Auparavant, dans le système transactionnel traditionnel, les sociétés choisissaient les produits
et les services qu’elles fabriquaient et décidaient de ce qui avait de la valeur pour le client. Il
est aujourd’hui difficile pour une entreprise de s’imposer sur un marché de plus en plus saturé
dans un contexte de convergence des technologies et des industries. Pour faire face à cette
réalité, la relation entre le producteur et le consommateur n’a cessé d’évoluer vers une plus
grande implication du consommateur dans le processus de création.

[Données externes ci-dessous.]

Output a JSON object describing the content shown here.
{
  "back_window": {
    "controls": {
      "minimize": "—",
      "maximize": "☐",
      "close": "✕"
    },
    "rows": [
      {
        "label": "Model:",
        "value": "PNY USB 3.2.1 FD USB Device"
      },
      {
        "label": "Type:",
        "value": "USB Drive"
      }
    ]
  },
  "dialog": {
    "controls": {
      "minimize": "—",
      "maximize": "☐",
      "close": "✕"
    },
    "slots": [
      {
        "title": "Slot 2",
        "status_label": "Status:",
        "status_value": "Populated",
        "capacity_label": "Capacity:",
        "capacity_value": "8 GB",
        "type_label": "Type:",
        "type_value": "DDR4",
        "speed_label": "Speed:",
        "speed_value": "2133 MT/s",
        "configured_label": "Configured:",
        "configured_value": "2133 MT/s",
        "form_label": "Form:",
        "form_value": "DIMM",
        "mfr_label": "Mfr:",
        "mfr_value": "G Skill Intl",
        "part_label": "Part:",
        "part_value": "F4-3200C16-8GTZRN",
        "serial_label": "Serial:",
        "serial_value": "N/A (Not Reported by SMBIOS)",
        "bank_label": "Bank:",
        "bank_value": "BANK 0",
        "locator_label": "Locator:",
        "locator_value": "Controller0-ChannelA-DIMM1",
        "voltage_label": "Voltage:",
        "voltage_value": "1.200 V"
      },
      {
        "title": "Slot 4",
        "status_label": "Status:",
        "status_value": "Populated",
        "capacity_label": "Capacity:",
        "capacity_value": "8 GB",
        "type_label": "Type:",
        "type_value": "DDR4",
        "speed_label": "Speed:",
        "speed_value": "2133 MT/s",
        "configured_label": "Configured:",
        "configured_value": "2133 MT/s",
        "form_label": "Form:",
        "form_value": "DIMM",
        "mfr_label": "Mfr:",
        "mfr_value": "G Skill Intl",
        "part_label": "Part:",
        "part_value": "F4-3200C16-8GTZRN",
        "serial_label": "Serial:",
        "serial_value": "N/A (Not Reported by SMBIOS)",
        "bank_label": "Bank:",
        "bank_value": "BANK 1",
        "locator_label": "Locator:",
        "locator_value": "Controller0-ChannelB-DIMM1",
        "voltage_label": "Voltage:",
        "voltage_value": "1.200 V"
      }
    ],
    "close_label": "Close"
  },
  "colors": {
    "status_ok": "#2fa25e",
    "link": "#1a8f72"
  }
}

Le consommateur a changé : il est maintenant informé, relié en réseau, actif et global. Il a
aujourd’hui accès à tout type d’information et peut exprimer son avis, ses impressions et ses
souhaits sur le web.
Alimentaire
L’enseigne Starbucks a développé My Starbucks Idea, site Internet sur
lequel les consommateurs peuvent laisser leurs impressions sur leurs
expériences sur le lieu de consommation et/ou sur les produits.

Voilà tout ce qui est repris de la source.